Without ado, a gift from me to you. Bert
Lovely feathers with a tissue paper guide.
- Iron a centre line through the middle of your quilt/panel before you pin anything on.
- Mark the alignment/centre lines on both your stencils and your quilt
- Use sticky tape and pins to hold tissue stencils in place
- Trace onto the tissue paper with a pencil dark enough, and thick enough to see to follow the lines.
- Check the tension in your sewing machine before you start to make sure you get beautiful sewing lines on the final product.
- Work from the centre of the design outwards – you end up with nice curves this way.
- Keep the quilt taut as you sew the feathers – if it’s too loose you’ll end up with puckers or at least ‘hourglassing’ of the quilt (ie the quilting resulting in a wobbly edge due to it ‘sucking in’ more of the fabric)
- Try tone on tone thread and fabric to practice with – it still looks great even if your feathers are a bit higgledy-piggledy.
- Match your feathers to the one you sew, rather than the one you drew.

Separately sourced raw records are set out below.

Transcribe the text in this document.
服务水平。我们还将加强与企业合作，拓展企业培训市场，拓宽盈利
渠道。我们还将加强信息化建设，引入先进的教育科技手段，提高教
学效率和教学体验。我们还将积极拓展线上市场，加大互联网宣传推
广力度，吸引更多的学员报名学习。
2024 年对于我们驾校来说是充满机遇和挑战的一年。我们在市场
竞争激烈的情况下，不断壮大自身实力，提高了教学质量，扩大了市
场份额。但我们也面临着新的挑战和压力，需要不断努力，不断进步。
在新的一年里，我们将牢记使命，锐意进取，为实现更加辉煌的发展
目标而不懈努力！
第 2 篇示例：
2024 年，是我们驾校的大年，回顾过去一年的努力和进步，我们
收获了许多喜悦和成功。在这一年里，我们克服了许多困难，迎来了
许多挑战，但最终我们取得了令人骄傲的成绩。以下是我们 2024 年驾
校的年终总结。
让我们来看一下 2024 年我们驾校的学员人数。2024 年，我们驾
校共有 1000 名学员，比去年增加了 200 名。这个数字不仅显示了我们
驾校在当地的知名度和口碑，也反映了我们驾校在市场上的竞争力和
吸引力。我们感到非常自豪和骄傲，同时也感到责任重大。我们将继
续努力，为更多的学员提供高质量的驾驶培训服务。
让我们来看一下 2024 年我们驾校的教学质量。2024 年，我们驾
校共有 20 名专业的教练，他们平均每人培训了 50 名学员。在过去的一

- Tidy up by using some tweezers to get the very fine pieces of tissue out where the stitches are close together
- A bit of research – I love Judy Allen’s book The Art of Feather Quilting, and there’s loads of videos on You Tube and designs for free or to buy on the internet. Try searching for ‘bertcollections’ on Pinterest and you’ll find my Free Motion Quilting Board if you are looking for some inspiration.
- Use a soft (B) pencil to trace your stencil – it smudges on the paper, on you, on your thread and your fabric.
- Work from the outside edge of the design when stitching the feathers – it is much harder to see, ends up with more mistakes/straight lines/corners.
- Lean on the table or your quilting frame/machine – it puts straight lines and angles in your lovely curvy feathers.
- Panic – If your stitching goes off the lines, just make sure that when you stitch the feathers near by that they match the size and shape of the others around them – the stencil will be gone later and no-one will know about it.
- Expect it to be perfect the first time – this is a skill to practice and enjoy so remember it is fun and don’t stress about it. You’ll be surprised how much better it looks when the paper stencil is removed after you’ve stitched the design.